Monday, February 26, 2007

The Sound of Silence

Yesterday (Feb. 26) was Meher Baba's birthday, of importance to us Horry Co. folk because the spiritual master's Meher Spiritual Center (http://www.mehercenter.org/) is right here in our backyard, abutting Briarcliffe Acres, across from Colonial Mall.

Baba, whose followers include many famous musicians and creative types, took a vow of silence during his lifetime and is credited with coining the phrase ``don't worry, be happy.''

Bobby McFerrin thanks him.

3 comments:

Gator McCluskey said...

liked the steakhouse posting. don't care about the don't worry, be happy guy.

oh yeah, put some ho's pictures up on your blogpage!!

Unknown said...

dude, isn't pete townsend a follower of meher baba? i know you didn't mean to leave that out.

writingal said...

This story is a bit long, but I love it. It’s from “Heaven is a Beautiful Place,” by Genevieve Chandler Peterkin.

“Elizabeth Patterson, the daughter of a wealthy developer in Myrtle Beach, got interested in Indian philosophy – that of India – and in a particular spiritual leader named Mehyer Baba. Up north of Myrtle Beach she deeded an extensive and beautiful beach-front acreage as a center for this man’s followers…

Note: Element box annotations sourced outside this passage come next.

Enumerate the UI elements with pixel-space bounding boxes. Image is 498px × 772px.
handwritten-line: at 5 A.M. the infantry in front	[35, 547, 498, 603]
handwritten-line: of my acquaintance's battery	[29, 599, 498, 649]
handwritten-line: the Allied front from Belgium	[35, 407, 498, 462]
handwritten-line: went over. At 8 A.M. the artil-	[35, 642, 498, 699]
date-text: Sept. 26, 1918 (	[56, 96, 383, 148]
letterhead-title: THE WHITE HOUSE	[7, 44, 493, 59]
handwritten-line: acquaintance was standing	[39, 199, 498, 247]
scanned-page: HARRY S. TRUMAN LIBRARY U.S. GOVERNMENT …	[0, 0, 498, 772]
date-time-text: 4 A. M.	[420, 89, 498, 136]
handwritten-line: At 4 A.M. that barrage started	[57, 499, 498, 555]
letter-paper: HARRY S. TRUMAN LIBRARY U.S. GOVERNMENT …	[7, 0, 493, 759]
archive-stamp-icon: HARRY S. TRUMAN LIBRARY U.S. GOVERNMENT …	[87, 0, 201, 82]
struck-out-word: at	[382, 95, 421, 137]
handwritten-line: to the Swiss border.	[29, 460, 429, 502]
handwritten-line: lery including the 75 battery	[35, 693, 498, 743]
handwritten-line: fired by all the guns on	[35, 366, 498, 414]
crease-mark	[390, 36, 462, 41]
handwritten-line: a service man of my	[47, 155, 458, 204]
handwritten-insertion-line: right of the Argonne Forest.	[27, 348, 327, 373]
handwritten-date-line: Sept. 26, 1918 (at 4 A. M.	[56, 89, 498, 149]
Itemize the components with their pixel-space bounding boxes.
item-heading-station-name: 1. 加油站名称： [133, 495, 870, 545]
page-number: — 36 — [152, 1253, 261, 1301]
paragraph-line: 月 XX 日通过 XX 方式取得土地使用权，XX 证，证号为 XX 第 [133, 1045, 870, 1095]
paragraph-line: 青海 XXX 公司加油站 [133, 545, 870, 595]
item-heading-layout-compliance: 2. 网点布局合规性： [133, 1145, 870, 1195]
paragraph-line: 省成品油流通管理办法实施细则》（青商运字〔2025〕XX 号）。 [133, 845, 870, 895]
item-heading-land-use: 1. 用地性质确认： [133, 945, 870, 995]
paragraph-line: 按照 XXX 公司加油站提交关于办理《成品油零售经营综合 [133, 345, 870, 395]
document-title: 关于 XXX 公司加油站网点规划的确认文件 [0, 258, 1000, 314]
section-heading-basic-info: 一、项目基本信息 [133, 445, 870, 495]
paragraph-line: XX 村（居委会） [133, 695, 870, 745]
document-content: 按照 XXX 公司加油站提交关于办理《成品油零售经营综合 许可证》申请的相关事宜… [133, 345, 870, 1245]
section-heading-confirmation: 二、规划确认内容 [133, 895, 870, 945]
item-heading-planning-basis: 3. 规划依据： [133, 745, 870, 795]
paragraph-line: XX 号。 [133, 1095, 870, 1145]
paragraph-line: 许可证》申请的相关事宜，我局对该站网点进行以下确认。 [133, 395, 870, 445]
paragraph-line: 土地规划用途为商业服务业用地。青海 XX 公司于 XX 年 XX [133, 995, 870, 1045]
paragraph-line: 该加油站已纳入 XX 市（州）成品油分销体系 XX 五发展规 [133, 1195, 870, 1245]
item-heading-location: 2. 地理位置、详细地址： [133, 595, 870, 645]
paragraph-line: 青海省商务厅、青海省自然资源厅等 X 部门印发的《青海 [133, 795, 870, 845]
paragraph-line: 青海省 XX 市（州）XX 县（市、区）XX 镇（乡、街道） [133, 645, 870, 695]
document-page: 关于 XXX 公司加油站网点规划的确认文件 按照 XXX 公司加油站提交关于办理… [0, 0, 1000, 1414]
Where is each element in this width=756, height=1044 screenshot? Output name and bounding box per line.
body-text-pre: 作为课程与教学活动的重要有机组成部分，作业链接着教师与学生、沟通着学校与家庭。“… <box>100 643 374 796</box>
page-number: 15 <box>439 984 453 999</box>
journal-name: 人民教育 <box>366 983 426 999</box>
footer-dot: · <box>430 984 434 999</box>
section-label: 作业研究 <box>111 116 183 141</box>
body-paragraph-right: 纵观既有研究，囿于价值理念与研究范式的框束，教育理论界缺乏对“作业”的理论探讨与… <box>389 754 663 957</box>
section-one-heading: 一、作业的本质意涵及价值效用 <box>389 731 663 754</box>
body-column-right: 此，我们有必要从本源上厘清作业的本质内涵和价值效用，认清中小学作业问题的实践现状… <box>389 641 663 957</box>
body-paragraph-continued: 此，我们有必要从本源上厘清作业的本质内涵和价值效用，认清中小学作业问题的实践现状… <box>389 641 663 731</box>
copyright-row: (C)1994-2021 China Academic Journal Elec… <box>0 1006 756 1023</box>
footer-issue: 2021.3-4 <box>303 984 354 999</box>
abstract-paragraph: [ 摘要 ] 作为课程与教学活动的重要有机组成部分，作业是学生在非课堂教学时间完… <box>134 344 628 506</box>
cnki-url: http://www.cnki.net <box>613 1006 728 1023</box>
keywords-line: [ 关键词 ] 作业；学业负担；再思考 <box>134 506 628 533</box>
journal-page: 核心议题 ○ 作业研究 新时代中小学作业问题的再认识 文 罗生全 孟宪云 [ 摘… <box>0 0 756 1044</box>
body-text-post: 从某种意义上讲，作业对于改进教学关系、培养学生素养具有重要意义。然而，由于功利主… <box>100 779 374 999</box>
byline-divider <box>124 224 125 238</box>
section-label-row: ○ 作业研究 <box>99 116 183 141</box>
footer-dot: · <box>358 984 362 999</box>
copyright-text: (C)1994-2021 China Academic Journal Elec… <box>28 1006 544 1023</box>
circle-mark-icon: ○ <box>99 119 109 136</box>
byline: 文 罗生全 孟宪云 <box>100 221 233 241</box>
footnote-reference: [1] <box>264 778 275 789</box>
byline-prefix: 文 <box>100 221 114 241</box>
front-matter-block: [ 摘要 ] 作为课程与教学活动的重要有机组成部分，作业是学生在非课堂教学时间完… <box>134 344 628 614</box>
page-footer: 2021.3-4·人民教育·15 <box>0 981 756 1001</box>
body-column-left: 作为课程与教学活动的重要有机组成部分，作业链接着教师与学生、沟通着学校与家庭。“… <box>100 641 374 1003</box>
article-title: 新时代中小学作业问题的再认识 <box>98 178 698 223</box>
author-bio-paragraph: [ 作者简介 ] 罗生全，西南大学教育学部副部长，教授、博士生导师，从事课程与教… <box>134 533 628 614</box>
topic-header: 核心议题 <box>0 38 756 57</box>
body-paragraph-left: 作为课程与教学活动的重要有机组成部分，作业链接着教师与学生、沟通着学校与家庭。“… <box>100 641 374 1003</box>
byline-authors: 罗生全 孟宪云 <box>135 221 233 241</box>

Anyway, I believe I remember seeing Mehyer Baba walking along Myrtle Beach’s Broadway Street wearing those sheer, flowing garments from India, and nobody like that had ever been here – nobody. And soon after that he visited Brookgreen. Mama came home from work that day just outraged. Quite a number of followers had accompanied Mehyer Baba to the garden. They were a large group, and Brookgreen did have these little signs stuck in the grass saying ‘Please stay on the walks.’ Well, Mehyer Baba stepped through the front gate and saw those ancient live oaks, and his reaction was the same as that of the mother and her four year old. He was overcome with the beauty of those trees with great gray-moss-covered limbs sweeping everywhere above that black-green ivy. He looked at the surroundings and fell down on his knees to pray, and all the two dozen or so people who were with him then went down on their knees on both sides, and being such a large group, they spread out onto the grass.

Immediately here came the guard, blowing his whistle and creaming for them to get off the grass. Mama was working over in the gallery, and the windows were open on this warm spring day. She ran to the window, and here was this scene of people trying to worship in the middle of ‘Get off the grass! Get off the grass!’ Mama was so humiliated, and she came home so angry that night.

Anyway, Mehyer Baba had taken an oath of silence long before this, and for Mama that was a problem because she did love to talk. The group finally made its way over to the gallery, and Mama was telling them about the history of the place and so forth, and something of the compassion she felt for these people and the embarrassment must have been showing in her eyes. Mehyer Baba approached her. He reached into his flowing garment, pulled out a single grape, held it up, and then gave it to her. She didn’t know what to do so she ate it.

That’s what she was supposed to do, but Mama lived a long time and died without ever knowing that. Three years ago June and I were on an Audubon birding trip, and we went over to the Mehyer Baba Center that’s still active north of North Myrtle Beach. These two lovely lady volunteers welcomed us. You don’t have to be a follower of Mehyer Baba, but they have his teachings there and little cabins where you can go on retreat. A beautiful piece of land. Woods thick with pines and freshwater ponds hidden behind the dunes, and all of it is kept very natural. I walked through with Ambica, one of the two women, and told her the story about Mehyer Baba visiting Brookgreen and the guard’s actions that disturbed Mama so and how Mehyer Baba had given her a grape which she ate. My guide was amazed and told me that Mehyer Baba only gave the grapes to people who he recognized were on a spiritual level with him and that when offered the grape you were supposed to eat it.

June and I were happy to hear that and sad that Mama hadn’t known. Then we headed toward the beach. We walked past these patterns of shells that Mehyer Baba had laid out in the sand and through dunes still thick with sea oats. We both have a habit of taking one shell from each beach we visit for a keepsake. So having arrived, I was skirting along just where the waves lapped the sand, and I spied a perfect little purple round shell. I thought. I leaned down, and the shell was a grape. I cross my heart and hope to die. Even as I was passing the spot where Mehyer Baba had laid out his patterns, I’d thought that this was such a serene spot the holy man’s spirit could still be hovering. And that grape couldn’t have been planted intentionally. They had absolutely no way of knowing that I would be coming with my story, and the event was so unusual they even wrote it up in the center’s newsletter. And yes, that grape probably had washed up from somebody’s picnic way down the beach. Still, a grape is a grape. I went running back to Ambica and said, ‘Ambica, Ambica, I thought this was a shell and look, I picked up a grape.’ She said, ‘Eat it.’ And I did – sand and all.”